The DEVICE method introduces a bookkeeping wrinkle: VmafVulkanBuffer already maintains a host_ptr → buffer map for the legacy vmaf_vulkan_picture_alloc shim. The pool path bypasses that map by attaching the buffer handle to the picture's priv cookie + release_picture callback — when the pool unrefs a pic, the standard VmafPicture refcount path frees the buffer through VMA directly. No double-free risk since the pool is the sole owner of the cookie.

Test contract¶

Six smoke tests pin the API contract without dispatching GPU work:

NONE is a no-op (returns 0, allocates nothing).
HOST allocates, fetches round-robin, unrefs cleanly.
DEVICE allocates, fetches, the host-mapped pointer is writable, ASan / UBSan don't flag a use-after-free on unref.
Fetch without preallocate falls back to a host-backed picture (mirrors the SYCL fallback contract for callers that ignore the preallocation surface).
Unknown method → -EINVAL.
NULL args → -EINVAL (no crash).

End-to-end scoring against pool-allocated pictures lives in the cross-backend parity gate (unchanged — preallocation only changes where bytes live, not which bytes the kernel reads).

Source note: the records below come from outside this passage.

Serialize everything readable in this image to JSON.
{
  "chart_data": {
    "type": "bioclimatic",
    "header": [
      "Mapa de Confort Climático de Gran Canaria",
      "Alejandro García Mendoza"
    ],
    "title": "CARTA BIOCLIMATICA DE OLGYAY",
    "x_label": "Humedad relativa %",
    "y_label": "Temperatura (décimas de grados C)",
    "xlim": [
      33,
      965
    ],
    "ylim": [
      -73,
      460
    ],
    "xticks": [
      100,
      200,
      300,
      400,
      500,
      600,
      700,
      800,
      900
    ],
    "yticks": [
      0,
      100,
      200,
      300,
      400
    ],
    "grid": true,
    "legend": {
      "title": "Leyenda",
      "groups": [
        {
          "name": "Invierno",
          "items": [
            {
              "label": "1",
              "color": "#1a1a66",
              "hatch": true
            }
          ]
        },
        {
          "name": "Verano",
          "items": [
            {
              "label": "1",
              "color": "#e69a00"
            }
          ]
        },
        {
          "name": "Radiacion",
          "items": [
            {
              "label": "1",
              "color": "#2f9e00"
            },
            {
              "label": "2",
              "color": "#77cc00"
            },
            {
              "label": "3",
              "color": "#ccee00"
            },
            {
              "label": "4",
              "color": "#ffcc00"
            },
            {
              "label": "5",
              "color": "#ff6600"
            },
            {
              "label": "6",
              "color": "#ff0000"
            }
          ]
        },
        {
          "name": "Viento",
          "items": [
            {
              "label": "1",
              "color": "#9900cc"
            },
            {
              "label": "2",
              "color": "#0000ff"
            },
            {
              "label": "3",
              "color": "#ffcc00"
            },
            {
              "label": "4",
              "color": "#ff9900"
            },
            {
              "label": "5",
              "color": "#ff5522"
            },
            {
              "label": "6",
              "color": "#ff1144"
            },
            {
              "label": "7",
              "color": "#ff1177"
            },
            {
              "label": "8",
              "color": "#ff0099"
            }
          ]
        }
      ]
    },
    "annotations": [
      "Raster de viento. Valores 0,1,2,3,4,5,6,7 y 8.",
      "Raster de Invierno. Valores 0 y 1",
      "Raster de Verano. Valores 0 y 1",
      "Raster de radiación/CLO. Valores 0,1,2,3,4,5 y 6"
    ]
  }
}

What this digest deliberately defers¶

Pool depth tunable. SYCL has shipped at depth 2 for the full FFmpeg integration without complaint. If a real workload needs more, grow VmafVulkanPictureConfiguration additively.
Chroma plane preallocation. Both SYCL and Vulkan kernels are luma-only today. A future U/V-aware extractor pulls this in.
External-handles parity. The pool uses the imported state's VkInstance/VkDevice via the fork-internal vmaf_vulkan_state_context() accessor; external-handles callers (state_init_external) work transparently with no extra plumbing.
HOST_PINNED-like option. VMA's allocator API has no "pinned in the CUDA sense" mode. If a workload turns up that needs it, the right path is a new method (VMAF_VULKAN_PICTURE_PREALLOCATION_METHOD_HOST_VISIBLE_DEVICE_LOCAL, ReBAR / SAM territory).

References¶

VMA AUTO_PREFER_HOST semantics: https://gpuopen.com/learn/vulkan-renderers-memory-allocation/.
SYCL pool reference: core/src/sycl/picture_sycl.cpp (vmaf_sycl_picture_pool_init).
CUDA preallocation reference: core/include/libvmaf/libvmaf_cuda.h, core/src/libvmaf.c::vmaf_cuda_preallocate_pictures.
Parallel surfaces: ADR-0186 / ADR-0251 (zero-copy import) — not replaced by this PR; preallocation serves the host-driven path.